Amy swallowed her revulsion. “Hopefully is the operative word.”
The A.M.E. gave a helpless shrug.
Amy wasn’t convinced. The guy had viciously maimed and then brutally murdered Krista Shannon. Why wouldn’t he give his next victim an equally horrifying death? Normally, if there was such a thing as normal, a serial killer would tend to ratchet up his M.O., coming up with more and more sadistic methods each time. “It’s also possible that he could have given the victim the sedative just to restrain her. Calm her down enough so he could take his sweet time with the coup de grace.”
“I suppose it could have gone down that way. But like I said, the dose he gave her was substantial.”
Amy handed her a document. “This is the blood analysis on the Polk County victim, Krista Shannon. Tell me what you think of the level of thiopental.”
Robinson scanned the page, then raised her eyes, blanching. “It was very low. Much too low.”
“Which means she was conscious when the killer injected the other drugs, right?”
“Very likely, I’m afraid.”
“So, what would that have meant in terms of the level of pain the victim experienced prior to death?”
Robinson’s mouth was set in a grim line. “According to the literature, it was probably unimaginable.”
Amy had expected that answer, but that didn’t make it any easier to hear. “Anybody can figure out a lethal injection protocol, Kelli. It’s on the Internet, like everything else,” she said bitterly. “But who can get access to those drugs? They’re controlled substances.”
“The obvious answer is pharmacies, especially hospital pharmacies,” Robinson said. “Thiopental and potassium chloride are readily available elsewhere, though. I wouldn’t be surprised if you can get them on the Internet. But the pancuronium is pretty much only used in anesthesia settings. In hospitals, of course, but also some clinics and doctors’ offices. Medical schools. Prisons where executions take place. I suspect the killer may have stolen it from one of those places.” She pursed her lips. “Unless he’s a doctor or a pharmacist himself.”
“
Criss
, a doctor or a pharmacist,” Amy swore. “Can you just imagine a goddamn doctor running around killing the wives of baseball players? What a bonanza that would be for the supermarket tabloids. This case gets weirder by the second.”
“Anyway you look at it, Amy, it’s a bizarre way to murder somebody. We’re dealing with a seriously sick puppy here.”
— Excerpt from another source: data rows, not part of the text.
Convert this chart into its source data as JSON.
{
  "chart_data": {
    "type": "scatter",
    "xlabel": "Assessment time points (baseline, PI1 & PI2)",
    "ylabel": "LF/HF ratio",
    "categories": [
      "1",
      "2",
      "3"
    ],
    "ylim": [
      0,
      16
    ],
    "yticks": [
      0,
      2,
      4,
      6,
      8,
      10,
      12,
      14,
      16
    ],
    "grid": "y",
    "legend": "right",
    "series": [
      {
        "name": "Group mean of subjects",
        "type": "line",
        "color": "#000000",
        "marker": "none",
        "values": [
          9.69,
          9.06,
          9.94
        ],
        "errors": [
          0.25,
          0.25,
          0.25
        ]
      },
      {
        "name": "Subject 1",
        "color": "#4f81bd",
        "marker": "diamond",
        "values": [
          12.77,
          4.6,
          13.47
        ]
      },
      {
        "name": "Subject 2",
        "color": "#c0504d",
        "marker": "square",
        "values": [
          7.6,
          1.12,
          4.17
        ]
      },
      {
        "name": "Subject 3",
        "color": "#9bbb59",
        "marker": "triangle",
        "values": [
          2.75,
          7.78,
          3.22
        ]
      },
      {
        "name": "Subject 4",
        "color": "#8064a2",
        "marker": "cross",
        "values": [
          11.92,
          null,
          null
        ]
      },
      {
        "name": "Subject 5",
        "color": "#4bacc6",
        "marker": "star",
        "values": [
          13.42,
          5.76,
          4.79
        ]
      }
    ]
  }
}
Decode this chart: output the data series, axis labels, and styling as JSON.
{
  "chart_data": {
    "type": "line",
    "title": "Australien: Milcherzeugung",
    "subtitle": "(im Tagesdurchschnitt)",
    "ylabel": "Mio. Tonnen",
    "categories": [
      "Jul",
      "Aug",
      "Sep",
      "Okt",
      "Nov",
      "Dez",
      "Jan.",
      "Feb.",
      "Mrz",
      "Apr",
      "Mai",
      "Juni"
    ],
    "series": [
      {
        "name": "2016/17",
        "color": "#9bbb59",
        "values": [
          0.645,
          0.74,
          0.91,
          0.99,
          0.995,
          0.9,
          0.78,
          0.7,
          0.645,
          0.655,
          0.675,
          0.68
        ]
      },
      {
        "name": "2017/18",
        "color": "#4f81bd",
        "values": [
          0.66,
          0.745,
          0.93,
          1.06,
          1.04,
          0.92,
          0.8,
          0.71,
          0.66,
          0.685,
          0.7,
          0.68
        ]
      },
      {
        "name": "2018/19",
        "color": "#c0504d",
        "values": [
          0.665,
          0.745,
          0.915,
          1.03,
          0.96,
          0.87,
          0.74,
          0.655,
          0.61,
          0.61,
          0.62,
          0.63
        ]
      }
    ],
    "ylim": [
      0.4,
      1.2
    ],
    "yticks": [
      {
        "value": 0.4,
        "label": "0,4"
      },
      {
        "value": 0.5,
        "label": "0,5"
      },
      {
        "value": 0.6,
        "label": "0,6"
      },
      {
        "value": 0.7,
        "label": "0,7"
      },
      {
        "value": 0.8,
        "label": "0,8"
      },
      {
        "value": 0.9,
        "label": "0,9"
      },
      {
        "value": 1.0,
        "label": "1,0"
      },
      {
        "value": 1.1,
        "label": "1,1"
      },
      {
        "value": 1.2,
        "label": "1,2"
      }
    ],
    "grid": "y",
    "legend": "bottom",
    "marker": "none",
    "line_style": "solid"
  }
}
Amy knew that was just one of those strange English expressions, but she couldn’t think of the murderous bastard as any kind of puppy, sick or otherwise. “More like a rabid wild animal,” she said with absolute conviction. “And one I’m going put down.”
Friday, July 30
5:20 p.m.
Amy was surprised to see Beckett still at his desk. Given who he was, she didn’t expect him to be hanging around this late in the afternoon when there were no meetings scheduled. He sat hunched over his computer, his posture out of whack as he pecked away at the ridiculously low keyboard. Lisa had given him the desk and chair normally occupied by Kelsey Frost, an analyst who had started her maternity leave a month ago and hadn’t been replaced. While the unit fitted Kelsey, who—like Amy—was all of five-four in flats, it was an ergonomic nightmare for the hulking Beckett.
She almost veered toward him, curious as to what he was studying so intently on his screen. Sports scores? Off-track betting? Yeah, she was that cynical, sad to say.